Interestingly, we surveyed our franchisees across Europe recently about current lending and they told us that when looking to finance their growth plans and expand their hotel operations, despite bank lending being hard to access in the current los angeles clippers economic environment, a bank loan is still the first port of call for 63% of hoteliers looking to expand their business, while 19% would prefer to approach los angeles clippers private investors and another 10% would turn to fellow shareholders, Berry said.
For 2013 and beyond, Rossmann said there are definitely challenges in both the regions and London going forward in terms of top-line revenue performance, but in London actual profitability is still so high that it is able to absorb those performance declines and still be a profitable market.
Berry said Choice UK certainly feels very positive towards los angeles clippers the growth in RevPAR for central London with the investments made into hotels. (Furniture, fixtures and equipment upgrades) benefitting the franchisees combined with a greater penetration of ChoiceAdvantage in these hotels, which helps support the hotels yield management and drive a better ADR. There are primary markets where we are keen to work with new franchisees to increase Choice s distribution and with a strong value proposition to support the hotels, los angeles clippers we feel well-placed to support hotels considering their branding options.
London is a key target growth area for us, and our property team are working very hard to find new sites across the capital. Our plan is to open over 140 new hotels across London in areas where our customers want us to be. Other key areas include the southeast and west of England.
He said there is still room for further expansion in the sector. There is no doubt, the budget hotel sector is the engine room of the hotel industry, and there is still ample opportunity to grow further, as the U.K. at only 18% share remains a growing market for us. We are still well behind matured markets los angeles clippers such as the USA (which has 33%) and France (which has 25%) of branded budget accommodation supply.
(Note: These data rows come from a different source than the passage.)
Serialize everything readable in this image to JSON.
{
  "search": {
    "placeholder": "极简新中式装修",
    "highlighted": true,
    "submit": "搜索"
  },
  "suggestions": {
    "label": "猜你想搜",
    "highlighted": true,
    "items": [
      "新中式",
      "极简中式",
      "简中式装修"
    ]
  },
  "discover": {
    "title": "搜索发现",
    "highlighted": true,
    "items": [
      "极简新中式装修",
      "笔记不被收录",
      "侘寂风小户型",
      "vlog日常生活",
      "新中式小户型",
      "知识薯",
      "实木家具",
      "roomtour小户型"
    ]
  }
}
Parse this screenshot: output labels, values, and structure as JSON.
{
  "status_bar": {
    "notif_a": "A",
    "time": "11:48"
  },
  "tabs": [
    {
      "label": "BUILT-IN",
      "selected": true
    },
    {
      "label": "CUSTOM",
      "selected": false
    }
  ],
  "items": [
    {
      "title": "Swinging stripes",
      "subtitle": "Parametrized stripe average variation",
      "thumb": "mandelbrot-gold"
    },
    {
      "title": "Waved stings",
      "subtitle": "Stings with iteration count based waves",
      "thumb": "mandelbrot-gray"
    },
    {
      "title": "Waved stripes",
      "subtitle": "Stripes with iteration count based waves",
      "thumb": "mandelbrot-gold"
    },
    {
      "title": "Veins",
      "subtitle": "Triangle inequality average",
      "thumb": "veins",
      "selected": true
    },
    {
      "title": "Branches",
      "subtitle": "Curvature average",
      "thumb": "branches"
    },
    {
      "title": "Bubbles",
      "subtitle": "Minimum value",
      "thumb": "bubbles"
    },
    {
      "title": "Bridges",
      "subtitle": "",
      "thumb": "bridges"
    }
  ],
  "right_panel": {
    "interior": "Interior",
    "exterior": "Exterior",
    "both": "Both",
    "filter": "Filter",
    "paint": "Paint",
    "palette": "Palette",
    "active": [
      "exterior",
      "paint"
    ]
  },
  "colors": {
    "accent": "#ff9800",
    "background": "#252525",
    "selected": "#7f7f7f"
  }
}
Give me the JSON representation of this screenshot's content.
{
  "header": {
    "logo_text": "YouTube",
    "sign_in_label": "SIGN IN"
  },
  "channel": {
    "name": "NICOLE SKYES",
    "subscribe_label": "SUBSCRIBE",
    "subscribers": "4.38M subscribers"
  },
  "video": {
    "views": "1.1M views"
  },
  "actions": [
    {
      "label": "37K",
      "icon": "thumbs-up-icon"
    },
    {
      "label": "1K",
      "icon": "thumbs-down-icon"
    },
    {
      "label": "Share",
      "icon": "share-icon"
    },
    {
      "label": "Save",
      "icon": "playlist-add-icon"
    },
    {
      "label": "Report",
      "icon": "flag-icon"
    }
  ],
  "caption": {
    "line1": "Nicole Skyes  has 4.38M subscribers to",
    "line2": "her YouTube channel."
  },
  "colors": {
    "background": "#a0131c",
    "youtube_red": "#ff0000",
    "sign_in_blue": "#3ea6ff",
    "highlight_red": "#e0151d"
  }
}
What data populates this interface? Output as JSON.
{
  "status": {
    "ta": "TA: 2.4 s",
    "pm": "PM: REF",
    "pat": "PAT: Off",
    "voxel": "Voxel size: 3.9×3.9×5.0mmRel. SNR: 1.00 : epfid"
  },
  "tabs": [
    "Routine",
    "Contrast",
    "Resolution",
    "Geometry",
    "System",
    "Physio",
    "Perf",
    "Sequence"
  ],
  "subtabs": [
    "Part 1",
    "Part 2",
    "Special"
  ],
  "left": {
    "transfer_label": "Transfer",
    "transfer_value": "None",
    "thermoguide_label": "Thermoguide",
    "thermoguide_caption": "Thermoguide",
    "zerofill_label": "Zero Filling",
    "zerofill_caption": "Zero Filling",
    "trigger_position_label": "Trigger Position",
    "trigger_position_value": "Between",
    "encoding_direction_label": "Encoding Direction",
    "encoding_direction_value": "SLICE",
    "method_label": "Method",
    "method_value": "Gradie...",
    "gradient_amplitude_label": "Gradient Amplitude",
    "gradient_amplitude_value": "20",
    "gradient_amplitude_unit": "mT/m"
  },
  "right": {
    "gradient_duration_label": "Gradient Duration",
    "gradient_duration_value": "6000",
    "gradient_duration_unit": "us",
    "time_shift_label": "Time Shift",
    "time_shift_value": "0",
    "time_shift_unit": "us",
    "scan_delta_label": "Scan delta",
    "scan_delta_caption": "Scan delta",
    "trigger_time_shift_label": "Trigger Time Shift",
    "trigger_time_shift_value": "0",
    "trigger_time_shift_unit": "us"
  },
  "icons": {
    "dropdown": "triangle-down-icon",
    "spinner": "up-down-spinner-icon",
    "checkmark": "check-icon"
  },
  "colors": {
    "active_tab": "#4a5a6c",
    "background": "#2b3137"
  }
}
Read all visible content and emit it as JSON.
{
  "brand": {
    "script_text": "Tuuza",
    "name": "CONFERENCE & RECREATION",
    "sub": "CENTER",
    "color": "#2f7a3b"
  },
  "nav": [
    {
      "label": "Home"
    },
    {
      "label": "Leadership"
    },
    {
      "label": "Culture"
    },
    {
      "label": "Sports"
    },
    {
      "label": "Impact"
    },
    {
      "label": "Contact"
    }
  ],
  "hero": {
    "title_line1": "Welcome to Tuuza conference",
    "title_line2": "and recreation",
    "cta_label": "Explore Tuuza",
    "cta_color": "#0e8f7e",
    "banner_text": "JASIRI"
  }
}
There are still lots of opportunities and clearly the budget sector los angeles clippers still think there is a lot of room for growth in the regions if you look at their current pipelines, what they ve committed to build and what they re still achieving, Rossmann said. It shows that growth in the budget sector is probably going to be to the detriment of the rest of the market.
You are fully responsible for the content you post. The opinions expressed in comments do not necessarily reflect the opinions of HotelNewsNow.com or its parent company, Smith Travel Research and its affiliated companies.